Monday, Sep. 14, 1936
Vatican Voices (Cont'd)
Early one misty Manhattan morning last week Rev. Charles Edward Coughlin boarded a Government cutter, went down New York Harbor to Quarantine. There the radiorating Detroit priest climbed into the Italian liner Rex, hurried to an upper deck where waited his bishop, grey, gnarled Michael James Gallagher.
Soon as the pjiest had made his obeisance by kneeling and kissing Bishop Gallagher's Episcopal ring (see cut, p. 62), the two churchmen greeted each other as man to man. Bishop Gallagher: "Well, how are you?" Father Coughlin: "I am fine, Your Grace. And how are you?" The bishop beamed. Then the two faced the Press.
Last July Father Coughlin in the course of a political speech in Cleveland called President Roosevelt a "betrayer and liar." Bishop Gallagher ordered his priest to retract, later sailed for Vatican City to make Episcopal reports to executives of the Holy See and obeisance to.the Pope. In Vatican City, Bishop Gallagher heard off-stage voices variously blaming and praising Father Coughlin's political activities. Since no prelate had chosen to speak out clearly on his own authority, the Detroit bishop decided that, on the whole, the Vatican approved Father Coughlin, and so declared to the Press (TIME, Aug. 17).
Last week, day before Bishop Gallagher landed in Manhattan, Vatican City's semi-official newspaper, Osservatore Romano, re-opened the mysterious Coughlin case with this editorial:
"In some American newspapers it has been said that when Bishop Gallagher was in Rome he was given to understand that the Holy See approved completely the activities of Father Coughlin.
"This does not correspond with the truth. Bishop Gallagher knows only too well what was said to him in this regard.
"The Holy See wants respect for all liberties; but also wants its clergy to respect the conventions of the court.
"It is most evident that an orator who inveighs against persons who represent the supreme social authorities, with the evident danger of shaking the respect that the people owe to those authorities, sins against the elementary proprieties. The impropriety is greater as well as more evident when the orator is a priest."
Primed to answer this were Bishop Gallagher and Father Coughlin as they faced the U. S. Press aboard the Rex. Declared the bishop: "[OsservatoreRomano] simply enunciated the self-evident truth, which can be found in any ecclesiastical book of etiquette, that you can't call a President a liar, even if it's true. . . . There was no criticism of Father Coughlin in Rome. Neither the Holy Father nor any of the high Vatican prelates ever discussed Father Coughlin with me. . . . I never said the Holy See fully approved of Father Coughlin's activities. I had no occasion to say that.
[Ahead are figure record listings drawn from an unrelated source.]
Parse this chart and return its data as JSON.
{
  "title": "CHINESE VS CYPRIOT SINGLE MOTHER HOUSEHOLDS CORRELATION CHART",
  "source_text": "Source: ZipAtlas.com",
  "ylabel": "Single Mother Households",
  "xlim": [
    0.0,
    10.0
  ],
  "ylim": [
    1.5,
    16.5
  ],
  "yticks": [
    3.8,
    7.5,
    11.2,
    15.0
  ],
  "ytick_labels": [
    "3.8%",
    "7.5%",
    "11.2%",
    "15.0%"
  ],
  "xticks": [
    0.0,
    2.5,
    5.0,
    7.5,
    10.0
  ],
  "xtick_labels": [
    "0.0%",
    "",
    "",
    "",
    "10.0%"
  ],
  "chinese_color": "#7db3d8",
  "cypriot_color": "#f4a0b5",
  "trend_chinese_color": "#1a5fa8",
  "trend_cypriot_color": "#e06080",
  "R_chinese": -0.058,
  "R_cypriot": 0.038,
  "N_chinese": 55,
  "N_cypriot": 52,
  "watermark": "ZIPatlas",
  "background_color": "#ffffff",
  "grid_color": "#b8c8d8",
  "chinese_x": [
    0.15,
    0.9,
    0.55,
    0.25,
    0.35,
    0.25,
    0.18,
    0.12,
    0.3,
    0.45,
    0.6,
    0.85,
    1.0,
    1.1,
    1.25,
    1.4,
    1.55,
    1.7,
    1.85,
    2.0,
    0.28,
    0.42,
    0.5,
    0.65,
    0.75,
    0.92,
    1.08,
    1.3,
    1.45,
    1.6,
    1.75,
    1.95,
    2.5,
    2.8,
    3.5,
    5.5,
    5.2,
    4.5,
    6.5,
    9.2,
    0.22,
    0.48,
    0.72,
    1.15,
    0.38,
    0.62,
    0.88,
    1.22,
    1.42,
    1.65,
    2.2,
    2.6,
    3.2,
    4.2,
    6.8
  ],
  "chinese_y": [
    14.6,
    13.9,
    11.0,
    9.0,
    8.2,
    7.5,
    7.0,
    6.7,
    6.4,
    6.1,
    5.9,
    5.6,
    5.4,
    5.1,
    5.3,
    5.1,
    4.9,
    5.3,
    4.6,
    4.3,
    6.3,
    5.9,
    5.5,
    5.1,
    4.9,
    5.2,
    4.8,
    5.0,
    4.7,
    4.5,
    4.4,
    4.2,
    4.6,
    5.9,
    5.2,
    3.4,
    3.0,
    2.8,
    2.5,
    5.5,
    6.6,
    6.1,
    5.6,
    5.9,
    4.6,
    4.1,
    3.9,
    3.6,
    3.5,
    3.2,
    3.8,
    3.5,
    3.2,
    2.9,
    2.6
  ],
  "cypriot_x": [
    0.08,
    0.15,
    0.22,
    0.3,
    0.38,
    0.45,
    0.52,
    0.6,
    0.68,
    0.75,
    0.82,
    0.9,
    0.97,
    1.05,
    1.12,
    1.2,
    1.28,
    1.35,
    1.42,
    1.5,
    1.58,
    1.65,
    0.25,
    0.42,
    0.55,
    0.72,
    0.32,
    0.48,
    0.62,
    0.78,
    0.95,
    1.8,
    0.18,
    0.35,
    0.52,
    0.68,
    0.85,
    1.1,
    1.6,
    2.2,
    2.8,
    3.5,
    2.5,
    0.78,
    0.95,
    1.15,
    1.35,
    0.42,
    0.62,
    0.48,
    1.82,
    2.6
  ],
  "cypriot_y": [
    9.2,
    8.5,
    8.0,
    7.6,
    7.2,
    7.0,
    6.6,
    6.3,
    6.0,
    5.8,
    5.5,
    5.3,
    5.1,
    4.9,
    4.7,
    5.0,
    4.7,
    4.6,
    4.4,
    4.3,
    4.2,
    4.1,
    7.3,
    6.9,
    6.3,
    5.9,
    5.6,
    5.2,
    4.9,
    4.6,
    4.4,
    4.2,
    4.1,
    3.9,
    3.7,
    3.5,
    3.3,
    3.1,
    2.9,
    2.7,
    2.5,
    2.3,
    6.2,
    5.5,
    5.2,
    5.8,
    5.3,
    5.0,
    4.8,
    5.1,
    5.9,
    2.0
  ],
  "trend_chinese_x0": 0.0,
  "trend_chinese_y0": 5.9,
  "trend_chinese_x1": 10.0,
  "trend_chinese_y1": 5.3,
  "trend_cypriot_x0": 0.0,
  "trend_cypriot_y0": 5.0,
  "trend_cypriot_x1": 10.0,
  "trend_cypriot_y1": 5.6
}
But as the Vatican does not find fault, we can assume everything is hunkydory. There will be nothing done to restrain Father Coughlin's activities."
When the Rex brought bishop and priest to shore, Bishop Gallagher cried to a crowd on the dock: "Father Coughlin is an outstanding churchman and his voice . . . is the voice of God."
The pair proceeded to a hotel where Father Coughlin found occasion to declare that a choice between Presidential Nominees Roosevelt and Landon was a choice "between carbolic acid and rat poison."
Quietly a fellow passenger of Bishop Gallagher on the Rex had left for Washington and the official U. S. headquarters of the Roman Catholic Church. He was Most Rev. Amleto Giovanni Cicognani, Apostolic Delegate to the U. S.
Shortly it seemed the Vatican might be doubling Archbishop Cicognani's fist, raising it for a blow. From Director Giulio Castelli of Rome's La Corrispondenza news agency came still another explanation of the Coughlin conundrum in which everyone seemed to be contradicting everyone else as to just where the Detroit priest stood with Rome: "The bishop came and received from the Vatican the most precise and unmistakable instructions that cannot be misunderstood--namely, to moderate the ardor of an orator who should have refrained from attacks of a political character, especially personal, and also renounce the forming of political parties and confine himself to a precise illustration of the social doctrines of the church."
The Osservatore Romano editorial which Bishop Gallagher had waved aside as "unimportant" had also been ordered by the Vatican, declared Director Castelli, who added: "I understand that the Apostolic Delegate to Washington [Archbishop Cicognani] has been instructed to watch Father Coughlin's future activities."
Father Coughlin, to a Chicago rally next day: "Don't let them deceive you by false propaganda originating from Rome or anywhere else that the Vatican has cracked down on Bishop Gallagher or Father Coughlin. That's a lie! If they had cracked down I wouldn't be here today."